No en vano ha sido tampoco la vida de entrega fiel del Papa Francisco, que en este tiempo pascual se nos ha ido al cielo. Pero nos queda su recuerdo, su testimonio, su legado y un montón de propuestas abiertas. No se explicaría nada de la vida de Francisco sin esa adhesión creativa a la fe en el Resucitado, que no nos permite seguir viviendo autorreferidos, sino que nos capacita para vivir en ese nuevo modo de ser y estar abiertos a Dios, al hermano y a la construcción de un mundo de amor, es decir, conforme a los ideales valiosos que, como se ha expuesto, son los que permiten llevar una vida mucho más plena y con sentido. Esto es, no una sociedad de la indiferencia, de la desvinculación y el descarte, y por tanto deshumanizada por completo, sino justo lo contrario: ser para los demás, ser personas, llamados a descubrir y construir la cultura del encuentro, tal y como quería el Papa Francisco.

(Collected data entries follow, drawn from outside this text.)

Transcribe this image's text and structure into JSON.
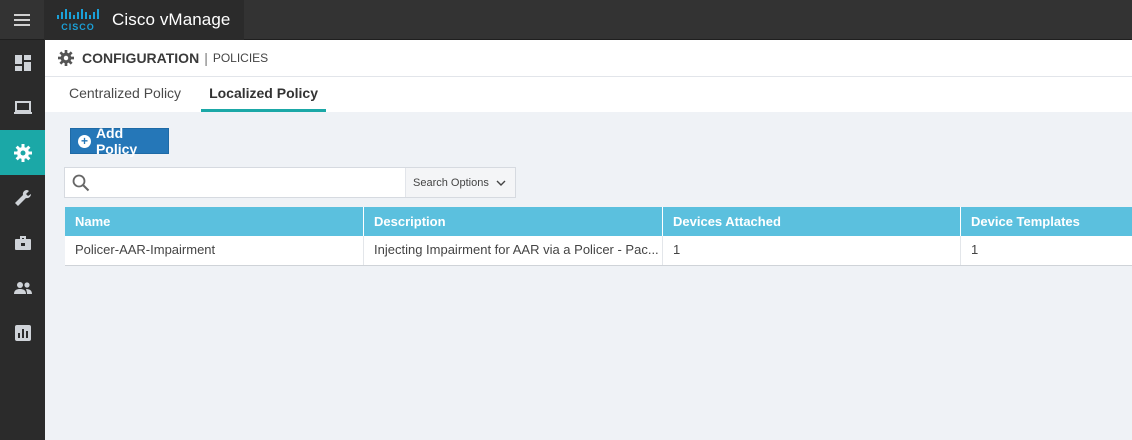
{
  "app": {
    "brand_title": "Cisco vManage",
    "logo_text": "CISCO"
  },
  "header": {
    "title": "CONFIGURATION",
    "separator": "|",
    "subtitle": "POLICIES"
  },
  "tabs": [
    {
      "label": "Centralized Policy",
      "active": false
    },
    {
      "label": "Localized Policy",
      "active": true
    }
  ],
  "sidebar": {
    "items": [
      {
        "icon": "dashboard-icon"
      },
      {
        "icon": "monitor-icon"
      },
      {
        "icon": "gear-icon",
        "active": true
      },
      {
        "icon": "wrench-icon"
      },
      {
        "icon": "toolbox-icon"
      },
      {
        "icon": "users-icon"
      },
      {
        "icon": "report-icon"
      }
    ]
  },
  "toolbar": {
    "add_label": "Add Policy"
  },
  "search": {
    "value": "",
    "placeholder": "",
    "options_label": "Search Options"
  },
  "table": {
    "columns": [
      "Name",
      "Description",
      "Devices Attached",
      "Device Templates"
    ],
    "rows": [
      [
        "Policer-AAR-Impairment",
        "Injecting Impairment for AAR via a Policer - Pac...",
        "1",
        "1"
      ]
    ]
  },
  "colors": {
    "accent": "#1ba8a7",
    "primary_button": "#2577b8",
    "table_header": "#5bc0de",
    "topbar": "#333333"
  }
}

Es hora de tomarnos muy en serio ese mensaje transformador del Papa Francisco. Él trató de encarnar el evangelio con sencillez y originalidad, y por ello, como pontífice, hacer una Iglesia más coherente con los orígenes que con la historia. Hemos de recuperar esa Iglesia sinodal, hospital de campaña para acompañar y consolar a todos los hombres que sufren. Es hora de seguir caminando con ilusión, como verdaderos peregrinos de esperanza. Es hora de dejarnos resucitar como personas y como Iglesia unida, ya que la frescura del evangelio, que tan magistralmente supo recordarnos el Papa Francisco, no debe perder novedad su propuesta.
Que el Espíritu, que todo lo hace nuevo siga y siga soplándonos para que se nos avive a todos la llama del amor y de la fe (tal vez no pueda haber uno sin el otro),y para que conduzca la nave de la Iglesia hacia su Pascua. Soltemos, pues amarras, convirtámonos profundamente, y confiados, dejémonos conducir por el Señor, remando juntos. El está y estará en medio de nosotros, hasta el final, acompañándonos, por mucho que arrecie la tormenta.